Smithville coach Brian McCollum had a big decision to make in his first year as the Lady Noles’ head coach five seasons ago – to bring up a promising eighth-grader or let her continue to develop her game on the junior high team.

McCollum brought up then eighth-grader Orlandria Smith and has since seen her grow into one of Smithville’s most prolific scorers on the hardwood, being the Lady Noles’ leading scorer every season since and now going into her senior year.

“Orlandria has went from being just a pure athlete to understanding the game more. Obviously she’s one of the best pure athletes in the state,” McCollum said. “Then as her progression went along, she learned how to score. Now I feel like she’s learning how to run offense and get the entire team involved. I think that’s going to make us better as an entire team.”

Smith called her eighth-grade season her most mentally challenging, coming up and taking on a leading scoring role amidst a team full of upperclassmen.

“Coming up, I was small and everybody else was much bigger and knew more, but then again, I would say from coach’s preference I was still on the same level game wise,” she said. “I was a quick learner, ready to get out there and play, and then I had to learn about a lot of adversity, especially towards my own teammates because some of them didn’t like me because I was younger and taking their positions.”

Smith went from averaging 6.4 points a game as an eighth-grader to 17.2 points as a sophomore. She averaged 16.5 points a game last season.

“Being that go-to person, it’s hard. Everyone relies on you, and it’s like a weight on your shoulders,” Smith said. “Once you get to where this is how it is and you have to deal with it, you start gaining more vision of the court, seeing people, making plays and getting them to make plays so you can have plays.”

McCollum said he’s seen Smith evolve her offensive game in all levels, using just her athleticism early in her career before refining her game over the last few seasons.

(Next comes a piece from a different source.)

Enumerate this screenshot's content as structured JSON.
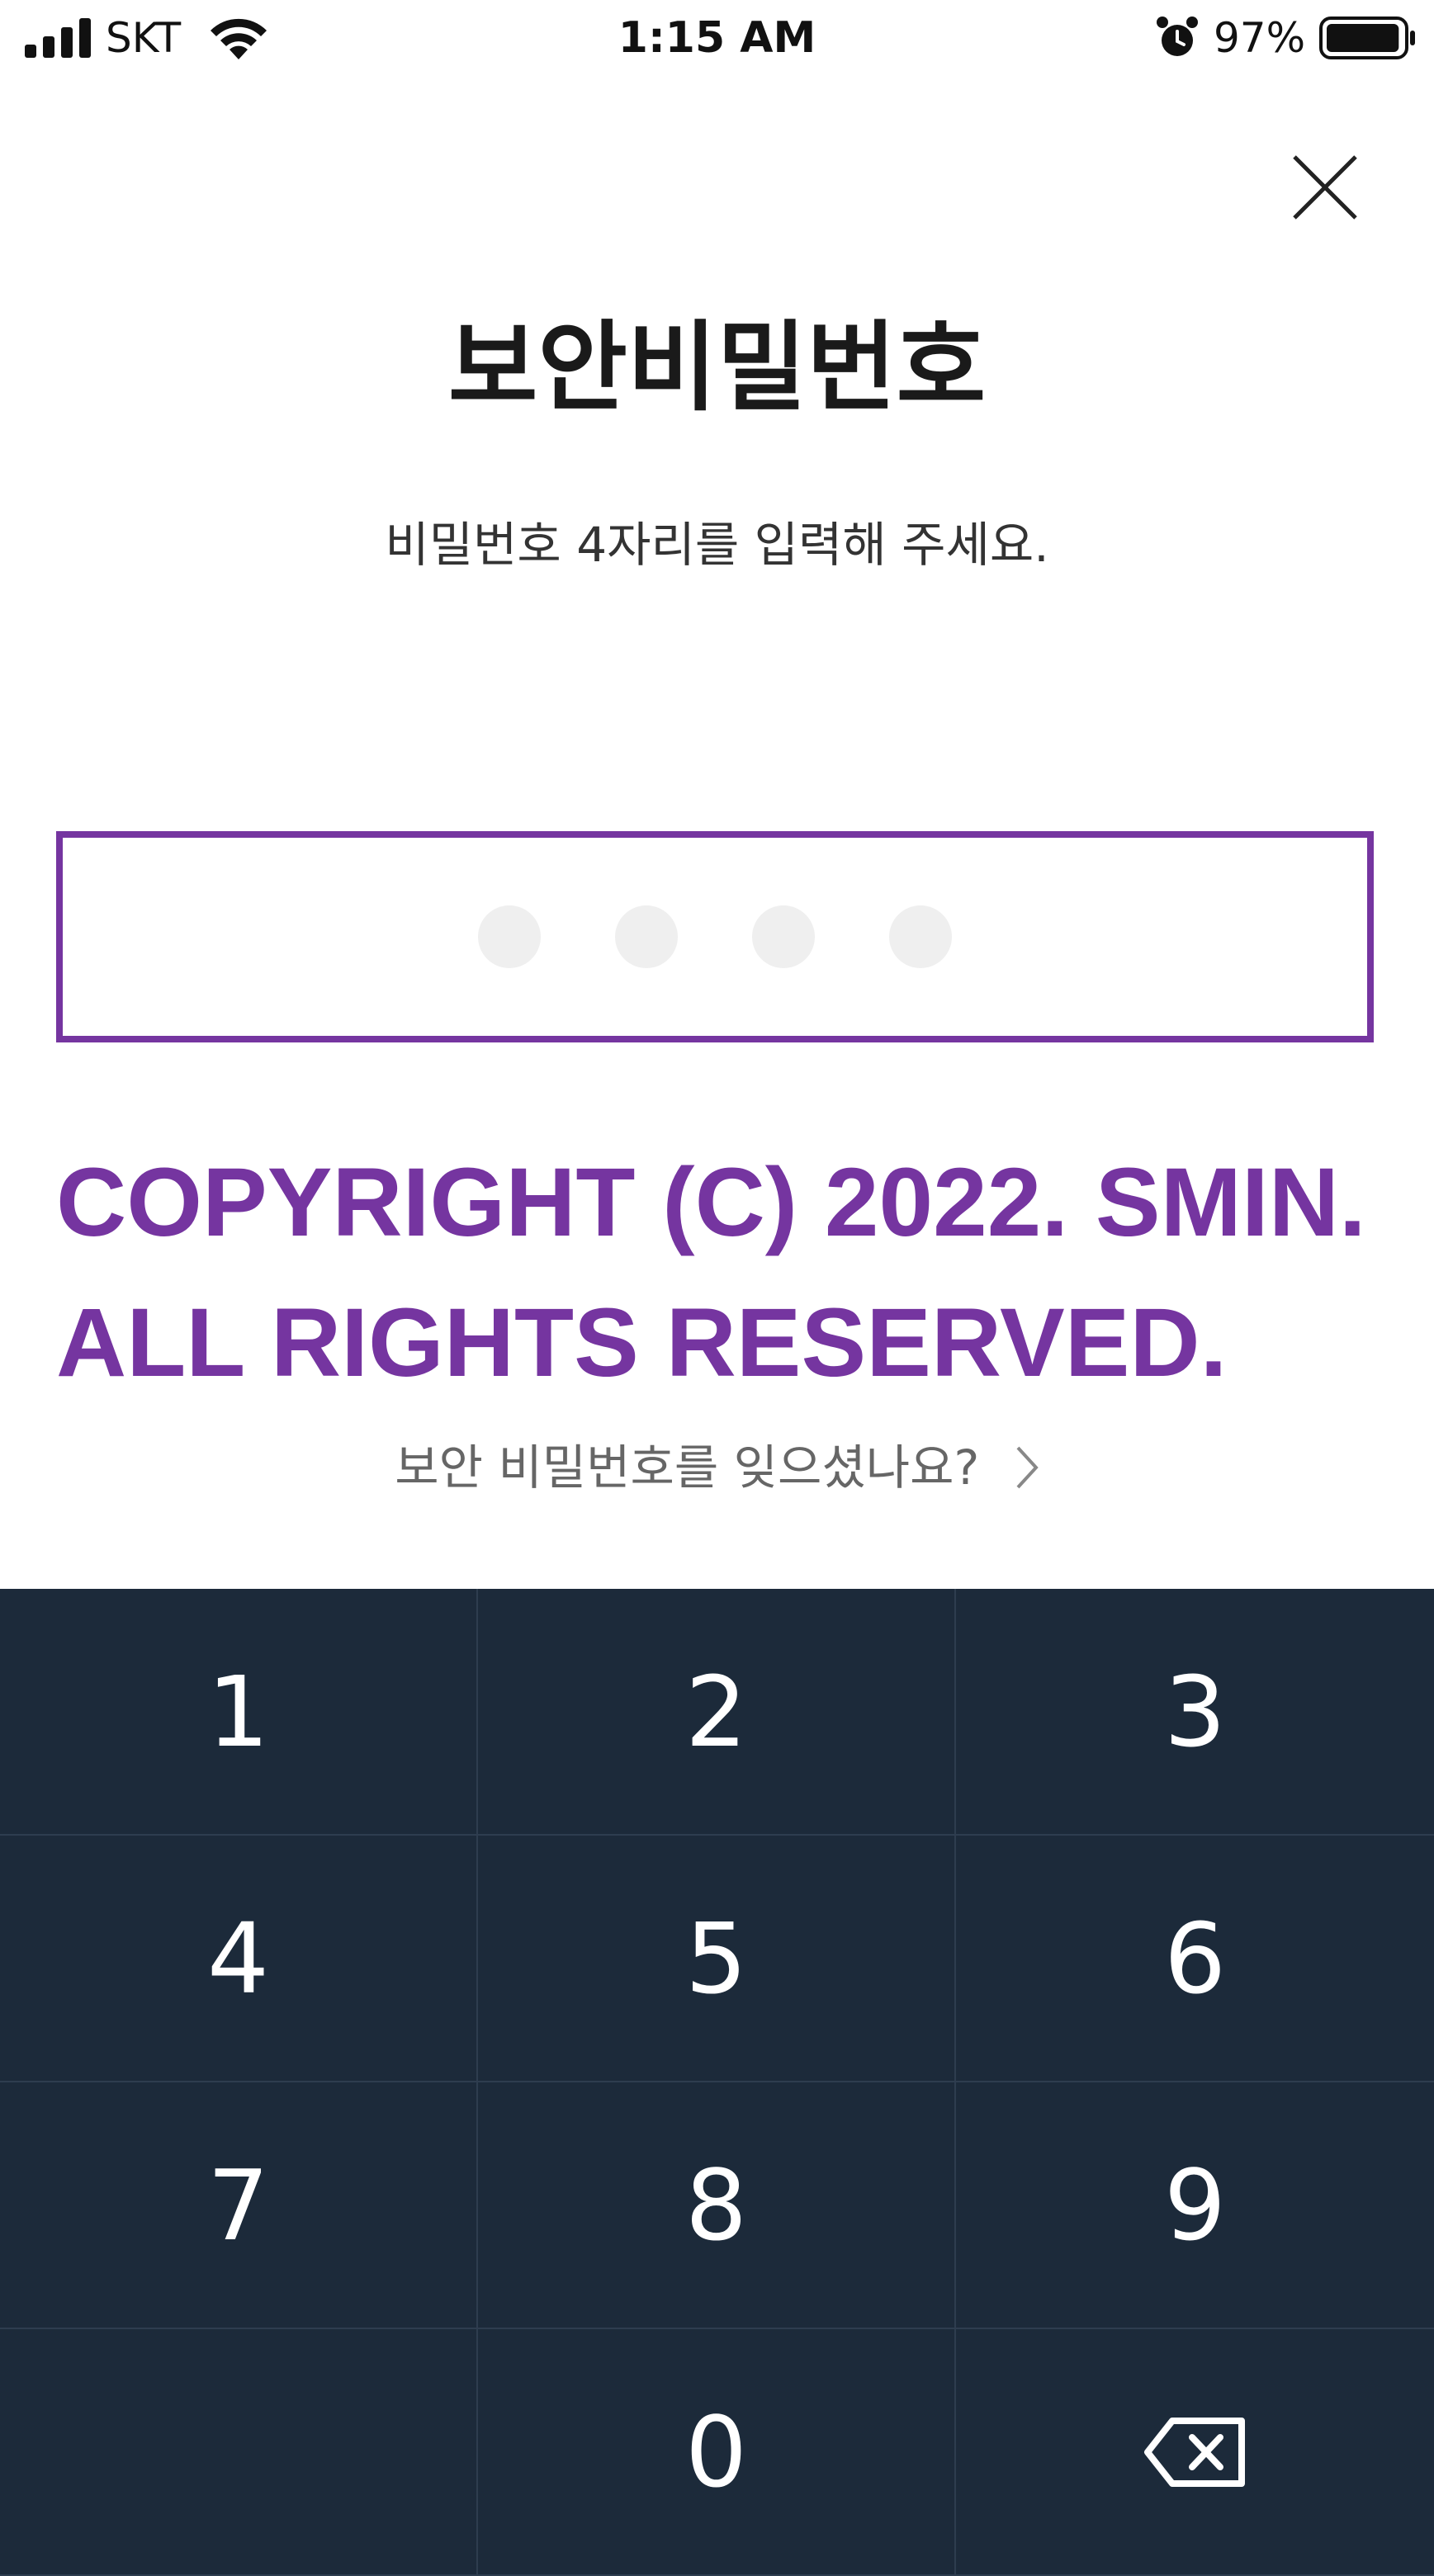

“It used to be head down, go to the goal, and she’s developed with her three-point shooting and mid-range pull-up game both being a lot better. I believe when she was in eighth grade, she shot about 20 percent from the free-throw line, and now she’s about a 60-70 percent free-throw shooter,” McCollum said. “As much as she goes to the free-throw line, she has to make them. I say this all the time, I think she’s been playing so long that she gets fouled so much that the local officiating gets foul fatigue with her. She draws so much contact, and she’s such a force going to the goal that sometimes I tell her she has to finish.”

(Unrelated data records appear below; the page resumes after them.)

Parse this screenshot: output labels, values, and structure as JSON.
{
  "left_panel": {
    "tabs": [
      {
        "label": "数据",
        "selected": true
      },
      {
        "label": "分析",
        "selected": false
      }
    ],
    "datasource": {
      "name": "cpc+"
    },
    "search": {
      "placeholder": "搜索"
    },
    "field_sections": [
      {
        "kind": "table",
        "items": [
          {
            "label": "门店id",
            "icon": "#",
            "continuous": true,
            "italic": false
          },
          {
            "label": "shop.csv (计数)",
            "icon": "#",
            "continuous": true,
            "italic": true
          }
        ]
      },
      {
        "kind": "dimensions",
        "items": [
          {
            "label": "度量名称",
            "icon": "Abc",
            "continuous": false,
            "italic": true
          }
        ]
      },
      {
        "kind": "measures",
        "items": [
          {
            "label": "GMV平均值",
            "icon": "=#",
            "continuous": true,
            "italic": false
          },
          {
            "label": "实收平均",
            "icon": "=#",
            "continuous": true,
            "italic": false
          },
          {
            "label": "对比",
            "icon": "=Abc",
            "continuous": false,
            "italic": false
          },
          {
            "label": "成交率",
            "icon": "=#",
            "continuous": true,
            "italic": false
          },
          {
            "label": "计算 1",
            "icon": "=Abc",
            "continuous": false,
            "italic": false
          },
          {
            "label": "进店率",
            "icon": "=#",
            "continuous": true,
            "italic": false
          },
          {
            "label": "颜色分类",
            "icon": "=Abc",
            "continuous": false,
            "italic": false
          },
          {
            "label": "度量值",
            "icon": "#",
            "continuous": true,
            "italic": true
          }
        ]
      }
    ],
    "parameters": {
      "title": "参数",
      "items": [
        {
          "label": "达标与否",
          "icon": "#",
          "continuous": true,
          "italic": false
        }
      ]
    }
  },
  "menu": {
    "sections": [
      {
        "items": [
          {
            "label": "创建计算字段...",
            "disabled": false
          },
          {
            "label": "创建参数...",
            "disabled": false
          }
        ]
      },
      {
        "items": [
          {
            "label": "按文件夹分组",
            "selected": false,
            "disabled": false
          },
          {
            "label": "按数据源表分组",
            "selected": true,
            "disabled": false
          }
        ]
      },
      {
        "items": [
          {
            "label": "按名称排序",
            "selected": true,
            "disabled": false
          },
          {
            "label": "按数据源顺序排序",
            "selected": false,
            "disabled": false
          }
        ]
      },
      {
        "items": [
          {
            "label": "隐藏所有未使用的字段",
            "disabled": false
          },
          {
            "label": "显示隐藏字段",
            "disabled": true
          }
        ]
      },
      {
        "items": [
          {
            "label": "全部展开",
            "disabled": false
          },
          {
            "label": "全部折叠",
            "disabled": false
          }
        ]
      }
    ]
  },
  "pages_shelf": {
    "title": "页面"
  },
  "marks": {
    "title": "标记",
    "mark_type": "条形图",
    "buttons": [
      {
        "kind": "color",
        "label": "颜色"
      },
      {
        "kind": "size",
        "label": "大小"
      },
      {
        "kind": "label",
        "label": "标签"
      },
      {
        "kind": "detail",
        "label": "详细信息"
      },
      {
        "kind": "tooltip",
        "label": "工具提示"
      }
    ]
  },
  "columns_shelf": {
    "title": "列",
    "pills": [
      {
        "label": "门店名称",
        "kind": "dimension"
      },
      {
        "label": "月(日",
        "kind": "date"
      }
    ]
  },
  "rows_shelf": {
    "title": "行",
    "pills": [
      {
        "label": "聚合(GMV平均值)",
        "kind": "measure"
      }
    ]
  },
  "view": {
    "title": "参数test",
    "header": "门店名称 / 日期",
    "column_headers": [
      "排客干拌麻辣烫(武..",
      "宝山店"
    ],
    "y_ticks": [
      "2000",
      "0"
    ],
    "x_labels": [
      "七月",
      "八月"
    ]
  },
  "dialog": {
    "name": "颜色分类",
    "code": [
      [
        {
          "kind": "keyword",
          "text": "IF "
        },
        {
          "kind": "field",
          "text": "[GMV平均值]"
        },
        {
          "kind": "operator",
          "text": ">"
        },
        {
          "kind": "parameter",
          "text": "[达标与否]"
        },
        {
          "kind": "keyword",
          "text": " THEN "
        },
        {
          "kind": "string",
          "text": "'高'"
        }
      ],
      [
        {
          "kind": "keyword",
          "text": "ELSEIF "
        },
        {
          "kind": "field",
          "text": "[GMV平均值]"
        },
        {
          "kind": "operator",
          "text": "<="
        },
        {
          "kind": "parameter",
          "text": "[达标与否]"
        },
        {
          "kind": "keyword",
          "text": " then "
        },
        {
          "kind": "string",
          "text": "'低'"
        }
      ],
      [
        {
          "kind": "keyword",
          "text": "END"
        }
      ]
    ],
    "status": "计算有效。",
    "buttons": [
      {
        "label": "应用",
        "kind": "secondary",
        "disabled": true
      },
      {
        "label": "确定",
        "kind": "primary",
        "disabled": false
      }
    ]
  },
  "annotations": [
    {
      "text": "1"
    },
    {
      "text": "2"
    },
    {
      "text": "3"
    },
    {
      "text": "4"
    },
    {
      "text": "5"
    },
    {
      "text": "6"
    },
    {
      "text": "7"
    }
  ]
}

One area Smith has been focusing on is her defense and limiting foul trouble.

She fouled out of five games as a junior and had four fouls in nine others.

“My defense is what I’m working on at the moment. I love offense, and I get it. I need to work on my left hand a lot, but defensive wise, I’m so quick at jumping for the ball,”Smith said. “I want the ball so bad, but sometimes you have to back off because you have too many fouls and just let my teammates help me and have my back. I think I need to work on trusting my teammates and know for a fact that they have this and can do it.”

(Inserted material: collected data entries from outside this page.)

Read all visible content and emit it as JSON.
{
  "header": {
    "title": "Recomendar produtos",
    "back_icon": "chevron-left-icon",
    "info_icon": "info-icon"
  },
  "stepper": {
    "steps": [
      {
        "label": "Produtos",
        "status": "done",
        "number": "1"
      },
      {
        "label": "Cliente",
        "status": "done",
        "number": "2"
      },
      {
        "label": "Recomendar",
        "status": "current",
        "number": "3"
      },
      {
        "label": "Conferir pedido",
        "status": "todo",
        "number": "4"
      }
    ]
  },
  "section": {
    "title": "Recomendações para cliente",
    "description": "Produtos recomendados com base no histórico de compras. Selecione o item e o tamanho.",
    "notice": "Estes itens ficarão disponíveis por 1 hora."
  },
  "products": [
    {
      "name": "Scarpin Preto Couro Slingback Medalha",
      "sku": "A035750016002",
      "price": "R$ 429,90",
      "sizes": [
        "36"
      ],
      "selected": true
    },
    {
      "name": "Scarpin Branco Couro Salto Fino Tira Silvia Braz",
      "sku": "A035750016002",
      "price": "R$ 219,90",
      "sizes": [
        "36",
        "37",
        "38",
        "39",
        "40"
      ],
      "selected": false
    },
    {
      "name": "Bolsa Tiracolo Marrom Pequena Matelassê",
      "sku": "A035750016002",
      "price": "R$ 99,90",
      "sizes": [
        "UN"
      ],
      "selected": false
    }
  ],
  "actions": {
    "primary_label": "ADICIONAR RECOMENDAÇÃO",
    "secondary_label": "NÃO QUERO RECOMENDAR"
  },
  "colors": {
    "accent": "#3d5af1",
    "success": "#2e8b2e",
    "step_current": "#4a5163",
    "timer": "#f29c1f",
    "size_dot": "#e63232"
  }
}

McCollum said keeping her on the floor is one of their biggest priorities as a team, and he’s seen improvement in that area as well during Smithville’s summer games.

“If she can stay on the floor with us, she’s been averaging what she has been and that’s with having to sit out about a quarter in foul trouble a lot,” McCollum said. “I think she’s really improved on that. She knows what she can do now because she has over 100 games of high school experience now.”

After crossing the 1,000-point threshold as a sophomore, Smith is just 78 points away from the 1,500 mark and hopes to hit 2,000 points.

Her bigger goal for the season is leading her team to a playoff run. The Lady Noles made the playoffs in her eighth-grade and freshmen seasons but have come short the last two years.

“My biggest goal is definitely to try to hit 2,000 career points. I didn’t realize I was so close until I hit my 1,000, and I couldn’t believe it. That wasn’t even a goal I was aiming for at all,” she said. “My goals are also to improve every aspect of my game like my leadership and shooting and dribbling. Making the playoffs is important, and it’s not just making playoffs. We’re Smithville, and we want to make something for our name, so let’s go to playoffs and win a game.”

Smith’s end goal is playing college basketball, and the interest has already started coming in, despite no official offers yet.

“We have talked to a lot of people including ICC and Northeast. Coach McCollum sent me a list of people like Central Arkansas, Mississippi College and they all love me. They have talked to me,” she said. “People have given me options, and I like all these odds. It’s hard to figure out which one I really want to go to because I’m very indecisive. I’m pretty sure around the middle of next school year I will know exactly what I want to do.”

After competing in the Mississippi Association of Coaches All-Star game back in March, Smith has spent her summer playing AAU basketball, and McCollum said he’s seen a change in her with playing with and against higher competition.

“To get on a team where every girl is the same level as her, it’s made her better,” he said. “I saw her do that down at the all-star game where she just took over the game, and I think at the next level, she’s just going to be amazing when someone gives her the opportunity, and those will come.”